Published on May 7, 2019 under Born To Ride
King Diamond

Bike Build Tech Sheet

General

Owner: David Polgreen

Fabrication: David Polgreen and Chris Lampman

Year and Make: 1961 Harley-Davidson

Model: FL

Assembly: David Polgreen & Chris Lampman

Photos and Story by Josh Kurpius

King Diamond started almost entirely on a whim. My friend Chris Lampman told me to stop messing around with a generator shovel project I was putzing with and to do the pan in a VL frame project I had in my garage. We started working on the bike in October or November of 2007 and finished it by the third week of March 2008. We put in a lot of time in my garage that winter.

Almost every part on this bike is made from scratch or heavily customized. The frame needed a new backbone and a new neck forging, as well as new motor mounts to fit the Panhead motor into the smaller VL frame. We had to weld in new bearing cups in the neck, and I modified internal fork stops to work with the Ceriani front end. The bars were made from scratch. The seat pan was modified to increase the flip-up on the back; I also made a custom seat pivot bracket. The gas tank was heavily modified (removing a half-inch from the bottom, tapering middle section from the top, frisco’ing the bottom moving the petcock and putting in a new filler neck on the crown of the tank). The clutch lever is a modified aluminum British lever made to fit an H-D clutch cable. We cut the neck stem on the Ceriani trees in half and extended to fit in the VL neck. The pipes were handmade. The top motor mount, the foot peg and brake setup, the kick shifter, the primary cover mount/taillight and license plate mount, the sissy bar, the mousetrap eliminator, and several other things I am sure I am missing were handmade, as well. I tried to use round stock and curved shapes for everything, to get a rounded, organic feel on the bike.

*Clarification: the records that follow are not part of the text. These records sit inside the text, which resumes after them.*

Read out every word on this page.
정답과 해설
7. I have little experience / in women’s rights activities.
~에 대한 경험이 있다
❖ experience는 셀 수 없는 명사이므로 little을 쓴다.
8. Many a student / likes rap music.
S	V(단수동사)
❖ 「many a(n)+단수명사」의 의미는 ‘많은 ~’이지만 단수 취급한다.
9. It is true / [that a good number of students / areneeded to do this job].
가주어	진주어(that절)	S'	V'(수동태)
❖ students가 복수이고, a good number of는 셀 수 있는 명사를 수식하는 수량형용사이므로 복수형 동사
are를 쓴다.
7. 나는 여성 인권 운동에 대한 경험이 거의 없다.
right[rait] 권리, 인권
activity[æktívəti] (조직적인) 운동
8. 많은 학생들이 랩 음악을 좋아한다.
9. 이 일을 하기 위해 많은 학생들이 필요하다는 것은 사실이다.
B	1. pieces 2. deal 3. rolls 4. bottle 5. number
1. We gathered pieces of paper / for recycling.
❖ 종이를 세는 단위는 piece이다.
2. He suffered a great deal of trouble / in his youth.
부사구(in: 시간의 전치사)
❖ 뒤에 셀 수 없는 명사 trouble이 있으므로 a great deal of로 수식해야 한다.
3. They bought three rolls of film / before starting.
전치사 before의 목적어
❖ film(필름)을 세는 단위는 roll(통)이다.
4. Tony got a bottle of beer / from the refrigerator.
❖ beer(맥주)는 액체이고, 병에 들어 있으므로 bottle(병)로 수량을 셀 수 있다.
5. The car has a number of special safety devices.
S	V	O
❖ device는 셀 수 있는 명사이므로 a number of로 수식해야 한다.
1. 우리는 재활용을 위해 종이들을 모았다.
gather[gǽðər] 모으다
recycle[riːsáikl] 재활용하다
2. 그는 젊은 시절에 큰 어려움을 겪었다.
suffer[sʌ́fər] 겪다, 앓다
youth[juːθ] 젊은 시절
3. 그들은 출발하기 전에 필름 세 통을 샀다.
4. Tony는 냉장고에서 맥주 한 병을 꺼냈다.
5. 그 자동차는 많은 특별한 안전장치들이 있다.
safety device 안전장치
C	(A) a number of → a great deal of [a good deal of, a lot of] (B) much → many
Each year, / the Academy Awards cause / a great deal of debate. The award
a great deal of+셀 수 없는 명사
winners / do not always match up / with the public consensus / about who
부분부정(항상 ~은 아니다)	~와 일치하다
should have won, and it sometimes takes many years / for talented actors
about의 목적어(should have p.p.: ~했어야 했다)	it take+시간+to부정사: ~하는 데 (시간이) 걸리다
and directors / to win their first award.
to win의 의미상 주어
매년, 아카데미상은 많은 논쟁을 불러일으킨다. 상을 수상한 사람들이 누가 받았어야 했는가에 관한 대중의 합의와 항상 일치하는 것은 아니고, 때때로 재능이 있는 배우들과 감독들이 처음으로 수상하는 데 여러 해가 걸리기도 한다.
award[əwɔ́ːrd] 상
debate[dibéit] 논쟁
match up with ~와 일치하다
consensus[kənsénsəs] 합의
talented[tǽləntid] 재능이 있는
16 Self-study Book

I decided early on to have a quality fit and finish to this bike, which meant polishing, chroming and powder coating all the parts possible. I had the cases and the heads on the engine polished, as well as the entire transmission. I had the cylinders powder coated silver. All aluminum was sent out to be polished; Gary at J&D Plating did all of my chrome plating and polishing. For the paint, I told Harpoon to do whatever he wanted, and he came through to perfection. For assembly, I used chrome hardware throughout and used cloth-covered wire for the minimal electrics. In short, I spent way too much time and money to get this bike done–and clean looking.

 

After I made it look so pretty, I started riding it and promptly doused everything with oil.  Eventually, I found the crankcase breather was clogged, forcing oil out of the engine in all directions. Once I repaired that, the oil leaking slowed tremendously. I rode all summer, it is fast, comfortable, and a real pleasure to ride. It looks nice and beat-up now, and it will look even better as I continue racking up the miles and flogging it around town.

 

Thanks go to Chris Lampman for all of his help building this bike, and all the 7th Street crew in St. Paul for their help and support. I stole ideas from all over, but I got a ton of inspiration from Max Schaaf, Rockabilly Jay, Irish Rich, Arlen Ness’s old yellow VL bike and All Stubbings’ “Detail Freak” bike (both versions-early and late). Thanks to Josh Kurpius for taking the pics, respect!